Google Apps SSO with SAML 2.0 into Google+

0
votes

My company is a Google Apps for Education customer and we provide our students the ability to log into their Google Apps accounts using their existing credentials. This is accomplished via SAML SSO to an endpoint which authenticates their existing application credentials. We're able to provide the users links to GMail, Docs and Calendar using the following URL syntax, per the google support documentation (under 'How does enabling SSO affect how users sign in?'):

https://<service>.google.com/a/<your_domain>.com

We're in the process of rolling out Google+ to our users and we haven't been able to find a way to link to Google+ that allows us to specify the domain to use for authentication. Without being able to do so, the user is prompted with the standard Google login page instead of our SAML SSO login page.

Using 'mail', 'docs' (or 'drive'), and 'calendar' as the <service> parameter in the above URL allows us to send to the user to the SAML SSO login page, but when we try to put 'plus' in as the <service> parameter, we get a 404 error.

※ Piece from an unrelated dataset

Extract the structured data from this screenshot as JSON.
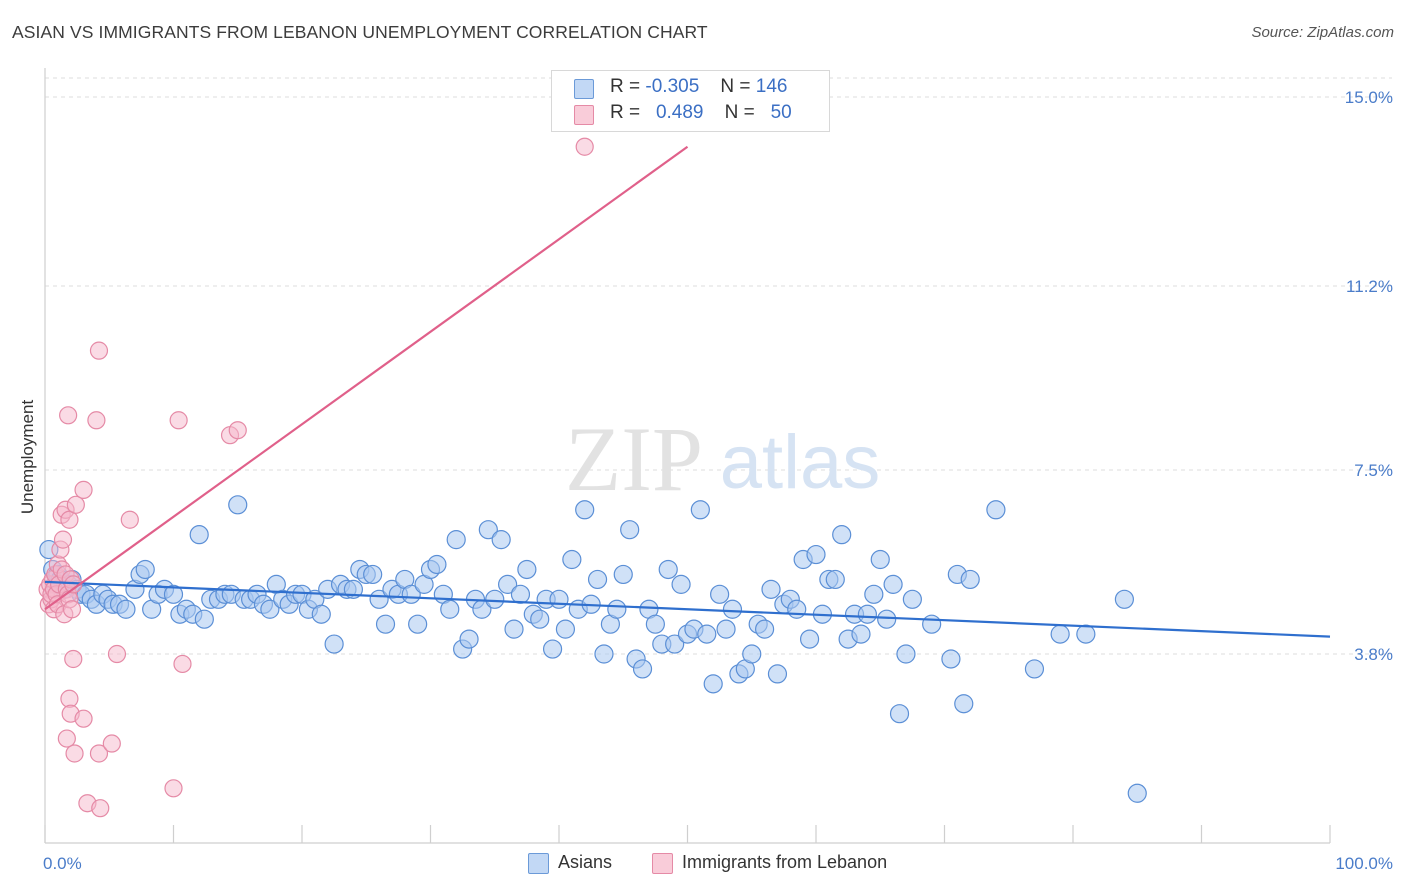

Does anyone know if this is supported functionality for Google Apps customers using Google+? If so, what's the URL format to force a domain-specific login page?

1
single-sign-ongoogle-plusgoogle-appsgoogle-apps-for-education
This is probably off topic for Stack Overflow since it doesn't relate to programming. But, when you type "[email protected]" as username and example.com is SSO'ed on Google, it will prompt the user to click a link to proceed to the single sign on system when they click login (with or without a password).Steven V
Potentially helpful: Google+ released a new Google Apps-specific API today, which covers how to authenticate, how to make API calls, etc. This information could be generally helpful for you. googleplusplatform.blogspot.com/2013/08/connect-your-organization-to-google.htmlJoanna
@StevenV yeah, unfortunately that's the only solution available at this point, but it requires the user to enter their username twice. :-(Brian Weller
@Joanna That doesn't seem to offer any help for this particular issue, but I had not seen that release yet, so thank you for posting that. The Google+ Domains API functionality is something we've wanted for some time now.Brian Weller

1 Answers

2
votes

It took me a long time to figure this out, but here's how I solved it:

I found that if :

  1. I constructed the oauth call myself, and
  2. passed in a login_hint parameter where the value was an email address that would usually see my SAML screen.
  3. It would then redirect to the correct screen automatically.

I found this parameter mentioned here.

login_hint

Even though that document recommends that you use google+ for login, I couldn't find a way to pass a login_hint to the google+ login button.

I tried for awhile to get the button to use that parameter, but then gave up and used gapi.auth.authorize. There I passed in the login_hint parameter, but only for the case where I want the SAML screen to show.

I found documentation for this here.

Unfortunately, as the documentation mentions, you won't be able to use some of the g+ features (like over-the-air installs) using this method.

In general:

I don't think it's currently supported by the google+ login button.